Dengan demikian, dapat disimpulkan bahwa raja-raja Kutai adalah orang Indonesia
asli yang telah memeluk Hindu.Masyarakat Kutai, di samping bertani yang menjadi
ciri khas masyarakat Indonesia pada umumnya.
Keterangan tertulis pada yupa-prasasti yang berbunyi:
· “Tugu ini ditulis buat
(peringatan) dua (perkara) yang telah diberikan oleh Sang Raja Mulawarman,
yakni segunung minyak (kental) dengan lampu serta malai bunga”;
· “Sang Mulawarman, raja
yang mulia dan terkemuka telah memberikan 20.000 ekor sapi kepada para Brahmana
yang seperti api, (bertempat) di dalam tanah yang sangat suci (bernama)

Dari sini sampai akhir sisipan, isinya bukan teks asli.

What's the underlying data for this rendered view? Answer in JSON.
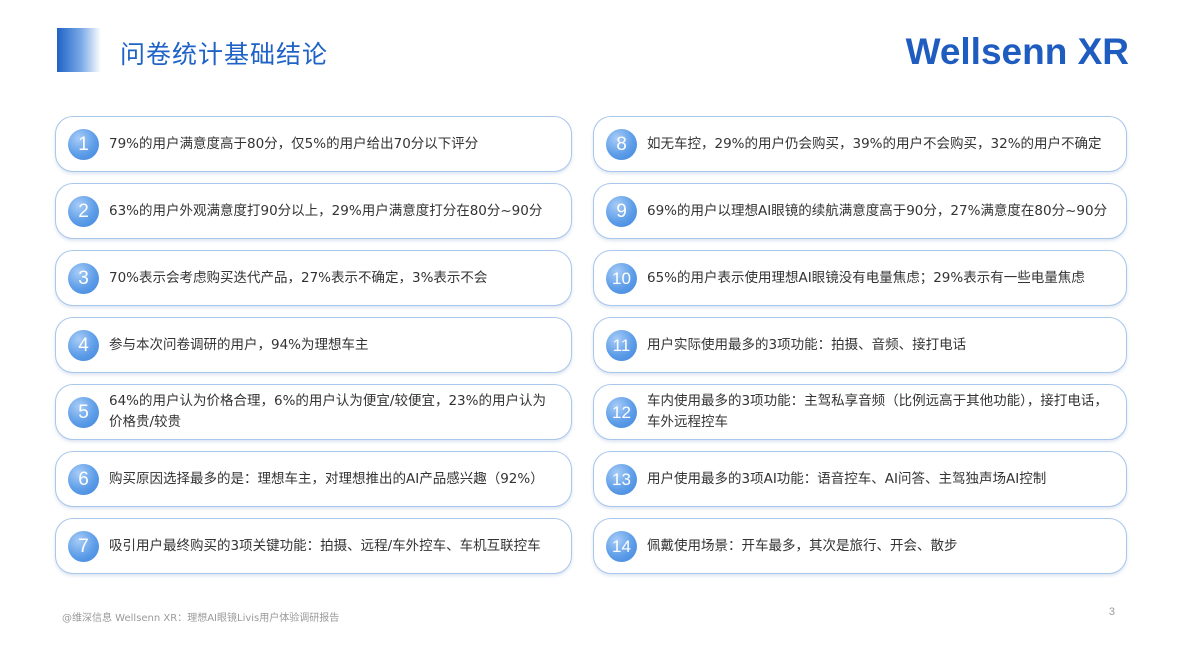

Waprakeswara. Buat (peringatan) akan kebaikan budi sang raja itu, tugu ini
telah didirikan oleh para Brahmana yang datang ke tempat ini”.
Keterangan di atas
memberi gambaran tentang kehidupan ekonomi masyarakat Kutai yang cukup kaya dan
makmur serta rajanya yang dermawan.
- Kehidupan Ekonomi
Kehidupan
ekonomi masyarakat Kutai diperkirakan ditunjang dari sektor pertanian, baik
sawah maupun ladang. Selain itu, melihat letaknya yang strategis, yaitu di
sekitar Sungai Mahakam yang menjadi jalur perdagangan Cina dan India, membuat
Kerajaan Kutai menarik untuk disinggahi para pedagang. Dengan begitu, bidang
perdagangan telah menjadi bagian dari kehidupan masyarakat Kutai.
Kehidupan
ekonomi masyarakat Kutai meningkat dengan diangkatnya Raja Mulawarman. Beliau
adalah raja yang mulia dan dermawan. Terbukti dengan memberi sedekah kepada
rakyatnya berupa 20.000 ekor sapi yang diletakkan di Waprakeswara.
- Kehidupan Sosial
Berdasarkan
terjemahan prasasti-prasasti bukti peninggalan Kerajaan Kutai, dapat diketahui
bahwa masyarakat di Kerajaan Kutai tertata, tertib dan teratur. Diperkirakan
masyarakat Kutai telah terbagi menjadi beberapa kasta.
Dari bukti
prasasti yupa yang ditemukan, tulisan yang digunakan merupakan huruf Pallawa
dengan menggunakan bahasa Sanskerta serta dengan pemberian hadiah sapi,
disimpulkan bahwa dalam masyarakat Kutai terdapat golongan brahmana, yang sebagaimana
memegang monopoli penyebaran dan upacara keagamaan.
Selain
golongan brahmana, terdapat pula golongan ksatria. Golongan ini terdiri dari
kerabat dekat raja dan raja itu sendiri. Dikatakan dalam satu sumber bahwa
keluarga Kudungga (selain dia) pernah melakukan upacara Vratyastima, yaitu
upacara penyucian diri untuk masuk pada kasta ksatria. Terbukti dari arti nama
nama raja yang memerintah Kerajaan Kutai (kecuali Kudungga ) yaitu adanya kata
‘warman’ di akhir nama raja yang berasal dari bahasa Sanskerta. Penambahan nama
”warman” biasanya melalui upacara atau penobatan raja secara agama Hindu.
- Kebudayaan
Kehidupan sosial dan budaya sangat erat
kaitannya. Tak ada kebudayaan tanpa masyarakat penghasil dan pendukungnya.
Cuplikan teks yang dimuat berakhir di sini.